Glyceraldehyde-3-phosphate dehydrogenase (D-glyceraldehyde-3-phosphate: NAD+ oxidoreductase (phosphorylating), EC 1.2.1.12) was isolated from a sturgeon, Huso huso, from the Caspian Sea. It is closely related to the enzyme from a Pacific sturgeon, Acipenser transmontanus, with respect to amino acid composition, steady-state kinetics and coenzyme binding. The latter, as studied by means of a spin-labeled derivative of NAD+, is negatively cooperative exhibiting a Hill coefficient of 0.84 at 12 degrees C. Two derivatives of NAD+ spin-labeled at N6 or C8 of the adenine ring were found to be active coenzymes with maximum velocities reaching 35 or 45% of the value for NAD+ itself. When more than two equivalents of either spin-labeled NAD+ are bound to the enzyme spin-spin interactions are observed in the ESR spectra. Distances between the nitroxide radicals (8--9 A) calculated from the observed splittings are in excellent agreement with data predicted from the crystal structure of the lobster enzyme when the coenzyme is bound in an anti-conformation of the adenine moiety about the glycosidic bond to all four subunits.
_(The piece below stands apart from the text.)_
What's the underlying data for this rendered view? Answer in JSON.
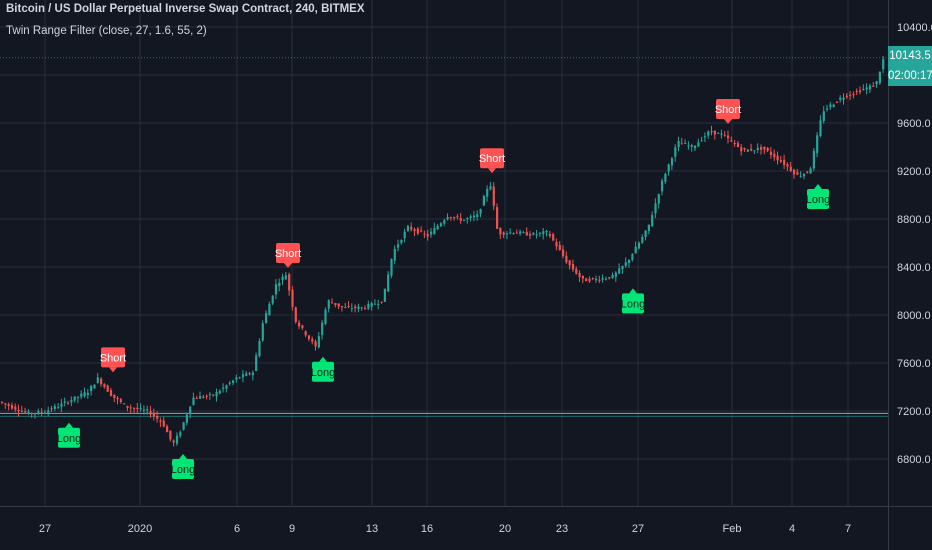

从里海的一种鲟鱼——欧洲鳇(Huso huso)中分离出了3-磷酸甘油醛脱氢酶(D-甘油醛-3-磷酸:NAD⁺氧化还原酶(磷酸化),EC 1.2.1.12)。就氨基酸组成、稳态动力学和辅酶结合而言,它与太平洋鲟鱼(Acipenser transmontanus)的这种酶密切相关。通过NAD⁺的自旋标记衍生物研究发现,后者具有负协同性,在12℃时希尔系数为0.84。发现在腺嘌呤环的N6或C8处自旋标记的两种NAD⁺衍生物是活性辅酶,最大速度分别达到NAD⁺自身值的35%或45%。当超过两当量的任何一种自旋标记的NAD⁺与该酶结合时,在电子顺磁共振光谱中会观察到自旋-自旋相互作用。根据观察到的分裂计算出的氮氧自由基之间的距离(8 - 9 Å),与当辅酶以腺嘌呤部分围绕糖苷键的反式构象与所有四个亚基结合时龙虾酶晶体结构预测的数据非常吻合。